Merujuk pada jurnal tersebut, berbagai macam disinformasi yang tersebar di masyarakat Indonesia telah memberikan dampak cukup serius di berbagai bidang. Penyebaran hoaks bahkan lebih jauh dapat menjadi sesuatu yang menumbuhkan bibit intoleranisme, radikalisme dan mengancam persatuan dan kesatuan bangsa.
Untuk mengantisipasi dan mengedukasi masyarakat dalam permasalahan hoaks ini, kelompok 14 Kuliah Kerja Nyata Mahasiswa (KKNM) Universitas Langlangbuana (Unla) mengadakan Seminar “Literasi Media Digital: Mengenal dan Mengantisipasi Berita Hoax” pada Sabtu (13/8/2022), mulai pukul 09.00 WIB hingga selesai di Aula Kantor Desa Rancakasumba, Kecamatan Solokan Jeruk, Kabupaten Bandung.
Seminar ini merupakan salah-satu program pendamping dan program muatan kegiatan Mahasiswa Kelompok 14 KKNM Unla dengan membahas topik mengenai literasi media, khususnya digital yang berfokus pada cara mengenal dan mengantisipasi berita hoaks untuk mengedukasi warga Desa Rancakasumba. Kegiatan program kerja muatan berupa seminar literasi media ini diikuti sekitar 60 orang undangan dari perwakilan 13 RW, Karang Taruna RW, Karang Taruna Desa, LPMD, BPD dan Aparat Desa Rancakasumba.
Narasumber seminar menghadirkan Ahmad Nada Kusnendar, S.Sos., M.I.Kom, Dosen Program Studi Ilmu Komunikasi-FISIP Universitas Langlangbuana sekaligus seorang jurnalis yang sudah mempunyai pengalaman 23 tahun menjadi praktisi di dunia Pers.
Materi yang dibawakan narasumber berfokus pada bagaimana cara kita sebagai pengguna media digital agar terhindar dari berita hoaks. Terdapat pula materi mengenai bagaimana strategi yang harus dilakukan untuk menelaah berita tersebut hoaks atau tidak.
Salah satu caranya adalah dengan melihat judul berita dan alamat domain artikel apakah patut untuk kita curigai atau tidak, karena di era sekarang banyak orang yang membuat alamat domain yang mirip dengan alamat domain yang sudah terkenal untuk mengecoh para pembaca dan meraup keuntungan meskipun caranya dengan menyebarkan berita bohong.
Menurut Ahmad Nada, banyaknya jumlah media digital saat ini membuat banjir dan luber informasi sehingga sulit membedakan mana berita yang benar atau bohong, apalagi banyak berita yang dibuat untuk kepentingan dan keuntungan pihak-pihak tertentu.

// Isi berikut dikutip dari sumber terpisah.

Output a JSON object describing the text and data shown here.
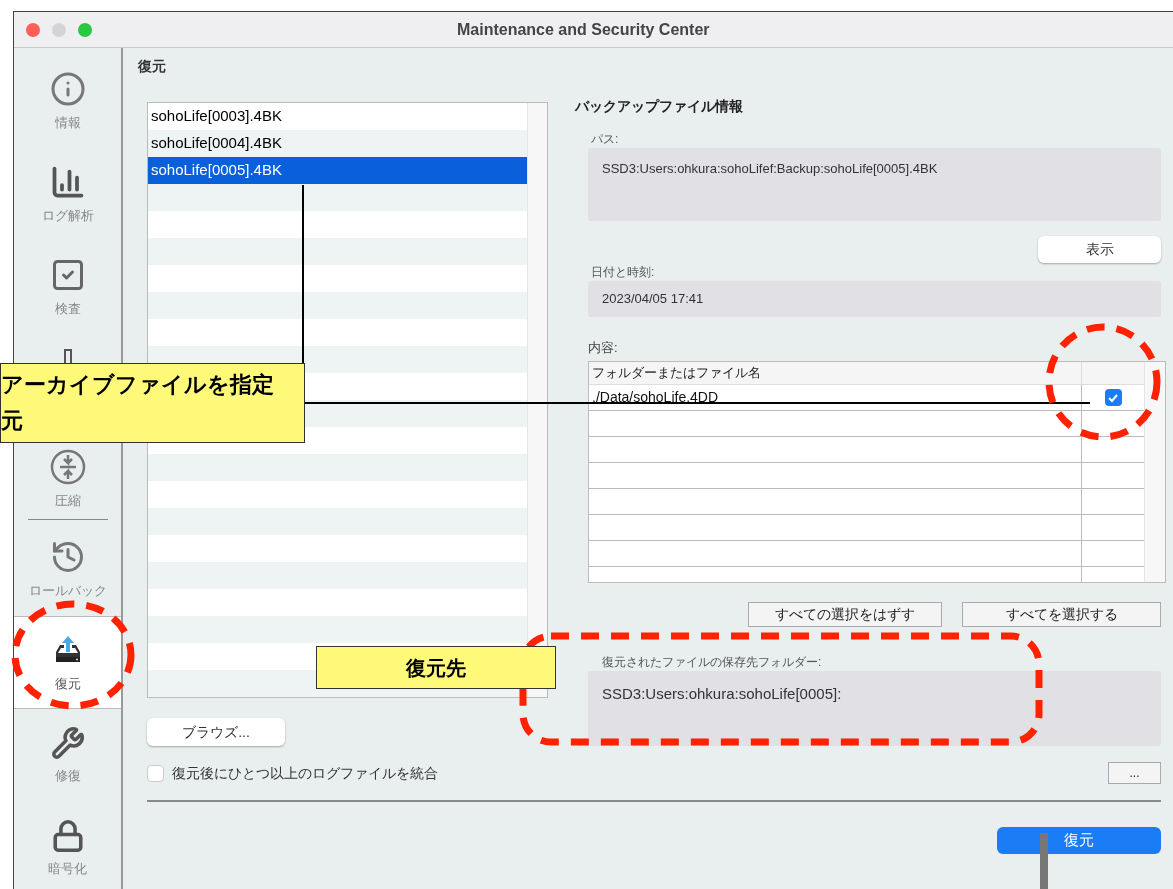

Selain itu, paparan berita hoaks dalam ranah digital intens menerpa dalam keseharian masyarakat, khususnya anak muda zaman sekarang yang kerap menggunakan gawai atau smartphone karena kemudahan platform yang dapat digunakan untuk berinteraksi dan mendapatkan informasi sesuai keinginan mereka di dunia digital.
“Hoaks itu berita atau informasi bohong yang sengaja dibuat untuk menyamarkan kebenaran yang seringkali dibingkai dalam dunia digital. Tersebar lewat website, media sosial, dan aplikasi messaging,” ujar Nada, yang juga Sekjen Ikatan Sarjana Komunikasi Indonesia (ISKI) Jawa Barat ini.
Mengapa orang masih saja mudah terpapar hoak?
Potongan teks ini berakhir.